Creative writers know better than anyone the pain and necessity for editing work and they often spend months perfecting draft after draft. Katie shares tips and ideas from the writing toolbox that can shortcut some of the most common pitfalls and help refine your dissertation into a masterpiece…
Every Masters course will have distinct dissertation assessment criteria, and a universal requirement to produce a grammatically sound piece; departments often make vague statements such as: “very well written” or “no grammatical errors”. However, a well-written document does more than tick some boxes to score a few extra marks.
If I’ve written 20,000 words, I want to make sure I am doing my months of research, planning and analysis justice. I want to make sure I am clear and well structured. I want my reader to focus on what I am saying, not how I am saying it. Better writing gives confidence to the reader and helps persuade them I know what I am talking about. It can also give precious wiggle room in the limited word count. Better writing is subtle but sells my thoughts in the best possible way.
I find I can’t be both subtle and include everything I want to say in a first draft. My first draft is usually a brain dump of everything, perhaps following an outline, but untidy. The edit is everything, not simply a spelling and grammar proofread and this is where the magic happens. I’ve had to learn to be brave in my edit – nothing from the first draft is safe.

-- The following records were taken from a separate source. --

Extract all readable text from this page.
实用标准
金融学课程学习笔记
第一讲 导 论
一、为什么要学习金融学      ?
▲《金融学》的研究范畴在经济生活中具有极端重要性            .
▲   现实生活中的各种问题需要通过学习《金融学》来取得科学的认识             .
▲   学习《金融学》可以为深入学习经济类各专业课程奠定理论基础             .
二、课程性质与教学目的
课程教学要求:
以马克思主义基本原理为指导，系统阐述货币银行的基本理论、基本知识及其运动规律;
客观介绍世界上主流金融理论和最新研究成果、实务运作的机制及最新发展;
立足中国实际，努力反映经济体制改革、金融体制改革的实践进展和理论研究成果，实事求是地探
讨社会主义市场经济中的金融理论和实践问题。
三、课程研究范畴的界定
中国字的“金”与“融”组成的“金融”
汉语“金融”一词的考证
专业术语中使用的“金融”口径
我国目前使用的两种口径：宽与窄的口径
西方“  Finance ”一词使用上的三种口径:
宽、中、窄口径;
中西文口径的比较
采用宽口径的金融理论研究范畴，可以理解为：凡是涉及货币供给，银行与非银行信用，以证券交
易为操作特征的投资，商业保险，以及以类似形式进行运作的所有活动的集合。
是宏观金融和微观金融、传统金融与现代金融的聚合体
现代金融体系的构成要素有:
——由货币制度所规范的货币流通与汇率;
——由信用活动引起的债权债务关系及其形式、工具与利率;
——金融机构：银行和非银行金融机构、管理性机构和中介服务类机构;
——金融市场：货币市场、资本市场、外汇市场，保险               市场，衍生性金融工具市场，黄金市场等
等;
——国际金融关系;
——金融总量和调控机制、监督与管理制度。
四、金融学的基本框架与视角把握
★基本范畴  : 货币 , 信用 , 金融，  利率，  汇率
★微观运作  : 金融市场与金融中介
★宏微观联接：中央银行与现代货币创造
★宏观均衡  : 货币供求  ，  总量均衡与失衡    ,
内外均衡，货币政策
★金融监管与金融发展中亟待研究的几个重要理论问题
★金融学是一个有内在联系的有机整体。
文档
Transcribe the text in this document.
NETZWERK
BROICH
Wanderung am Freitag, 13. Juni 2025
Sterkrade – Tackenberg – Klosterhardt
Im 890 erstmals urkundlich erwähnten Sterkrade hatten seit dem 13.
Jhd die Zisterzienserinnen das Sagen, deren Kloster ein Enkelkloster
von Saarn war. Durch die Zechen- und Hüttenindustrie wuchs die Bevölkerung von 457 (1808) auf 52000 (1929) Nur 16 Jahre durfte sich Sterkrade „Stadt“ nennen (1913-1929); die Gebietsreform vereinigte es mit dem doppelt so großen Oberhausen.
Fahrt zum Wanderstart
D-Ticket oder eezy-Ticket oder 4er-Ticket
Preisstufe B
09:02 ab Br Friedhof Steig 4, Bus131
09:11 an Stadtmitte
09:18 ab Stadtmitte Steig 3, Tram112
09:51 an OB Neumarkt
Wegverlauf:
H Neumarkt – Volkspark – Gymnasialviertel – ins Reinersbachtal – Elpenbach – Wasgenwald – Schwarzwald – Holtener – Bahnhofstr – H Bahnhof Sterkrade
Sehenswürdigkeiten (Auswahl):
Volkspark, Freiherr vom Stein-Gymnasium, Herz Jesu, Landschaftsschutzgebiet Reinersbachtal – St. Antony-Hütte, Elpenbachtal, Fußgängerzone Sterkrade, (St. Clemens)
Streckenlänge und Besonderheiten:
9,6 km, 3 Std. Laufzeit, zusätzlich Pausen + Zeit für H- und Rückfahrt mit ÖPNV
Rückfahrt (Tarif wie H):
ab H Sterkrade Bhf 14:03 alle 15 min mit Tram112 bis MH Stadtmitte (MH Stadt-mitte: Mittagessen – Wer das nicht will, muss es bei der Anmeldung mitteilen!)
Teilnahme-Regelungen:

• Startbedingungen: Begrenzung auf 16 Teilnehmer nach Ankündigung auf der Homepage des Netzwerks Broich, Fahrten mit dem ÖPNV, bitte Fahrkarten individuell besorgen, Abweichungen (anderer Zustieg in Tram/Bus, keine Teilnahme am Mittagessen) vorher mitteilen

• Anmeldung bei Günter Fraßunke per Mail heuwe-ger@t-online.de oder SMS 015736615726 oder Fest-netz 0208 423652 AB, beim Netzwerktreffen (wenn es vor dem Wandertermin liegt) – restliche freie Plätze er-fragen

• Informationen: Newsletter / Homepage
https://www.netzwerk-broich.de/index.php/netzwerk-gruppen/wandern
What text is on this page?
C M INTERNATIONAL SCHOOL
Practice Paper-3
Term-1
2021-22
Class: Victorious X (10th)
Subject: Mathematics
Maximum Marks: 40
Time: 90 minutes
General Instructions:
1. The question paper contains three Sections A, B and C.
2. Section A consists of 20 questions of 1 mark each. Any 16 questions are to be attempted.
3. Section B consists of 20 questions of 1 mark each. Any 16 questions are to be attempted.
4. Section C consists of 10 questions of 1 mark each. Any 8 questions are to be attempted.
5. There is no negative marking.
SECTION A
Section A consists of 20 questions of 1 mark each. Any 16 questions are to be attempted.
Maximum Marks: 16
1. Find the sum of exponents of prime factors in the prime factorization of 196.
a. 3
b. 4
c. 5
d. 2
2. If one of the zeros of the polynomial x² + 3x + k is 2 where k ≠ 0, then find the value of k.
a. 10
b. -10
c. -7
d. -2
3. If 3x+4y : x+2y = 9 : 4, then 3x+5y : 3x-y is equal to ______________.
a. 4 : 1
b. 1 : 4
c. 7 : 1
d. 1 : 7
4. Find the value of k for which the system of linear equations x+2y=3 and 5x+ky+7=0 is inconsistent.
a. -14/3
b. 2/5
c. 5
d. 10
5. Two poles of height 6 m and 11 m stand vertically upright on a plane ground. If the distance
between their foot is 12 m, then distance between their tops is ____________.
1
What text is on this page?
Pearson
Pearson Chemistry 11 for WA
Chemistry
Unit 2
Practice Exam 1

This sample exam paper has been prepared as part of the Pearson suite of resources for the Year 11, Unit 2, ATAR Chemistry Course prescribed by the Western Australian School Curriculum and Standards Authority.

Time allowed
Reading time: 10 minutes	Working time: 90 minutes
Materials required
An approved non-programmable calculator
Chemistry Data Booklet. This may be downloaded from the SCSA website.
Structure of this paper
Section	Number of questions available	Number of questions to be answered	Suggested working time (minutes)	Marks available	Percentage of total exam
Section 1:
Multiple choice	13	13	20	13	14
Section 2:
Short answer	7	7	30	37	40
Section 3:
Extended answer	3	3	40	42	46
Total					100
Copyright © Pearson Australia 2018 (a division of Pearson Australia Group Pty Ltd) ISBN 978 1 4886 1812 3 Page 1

However, there are a few key information sources I have in mind throughout the writing process, alongside my research notes:
- Be familiar with your department’s stipulations for word counts, deadlines, format and referencing styles. This is your framework, and there are nuances between writing with footnotes instead of inline citations.
- Use an accepted writing style guide. If your department doesn’t specify, the Guardian style guide is a good place to start and will meet the needs of most academic standards. If in doubt, ask. The use of “14” instead of “fourteen” may be important!
- Have a dictionary and thesaurus to hand. If you use subject dictionaries, make sure you have easy access to that as well.
- Use the software’s in-built spell and grammar checks, but don’t rely on these. They can’t tell the incorrect use of a homonym like “sun” and “son”. Theirs (There’s) know (no) substitute four (for) you’re (your) own common sense.
Once I’ve completed the first draft and am happy I’ve got everything down that I want to say, the real work begins. Obviously, the tips I’m about to share aren’t a magic wand to a distinction, and good writing by itself won’t get the marks, but they do make a difference that is noticeable straight away. Also, I’ve found the more I practise editing, the better my writing becomes, so I spend less time editing now.
Sentence & paragraph level:
- Take a break between writing a draft and going back to review it, this will make the process much easier.
- Read through every single sentence out loud. This will help identify clunky phrases, incorrect punctuation and overlong sentences.
- Is your syntax in order? Are there any ambiguities that can be fixed by changing the order of words?
- Are the sentences active? Are proper nouns and verbs doing most of the work? Stronger sentences lead with nouns and verbs (rather than “It is better to have sentences which are led by nouns and verbs”).
- Remove every adjective and adverb and see what happens. A more accurate verb is worth a thousand adjectives. For example, “says loudly” vs “shouts”.
- Use active verbs: try to avoid auxiliary verbs, for example, “find out” vs “discover” or “is living” vs “lives”.
- Paragraphs should contain no more than one point, and ideally, follow a “What? Prove it; So What?” structure, with a beginning, middle and end that returns to the beginning. If paragraphs start to address new points, start a new paragraph.
- Remember to save as you go, save new versions as new files, and the all-powerful “undo” function.
- I recommend this useful editing guide, which includes examples.
Whole document:
- Does every paragraph, every sentence, address the question you have asked? If not, why is it there?
- Is there a clear, logical structure to your writing that takes the reader on an organised journey, building one point at a time?
- Are the tenses and person consistent and appropriate? Did they suddenly move into past tense third person plural, when the rest of the essay is in the first person present tense?
Ultimately, the most important thing is the dissertation is your own original work, that fulfils the assessment criteria and does the best job possible to reward you with the marks you deserve.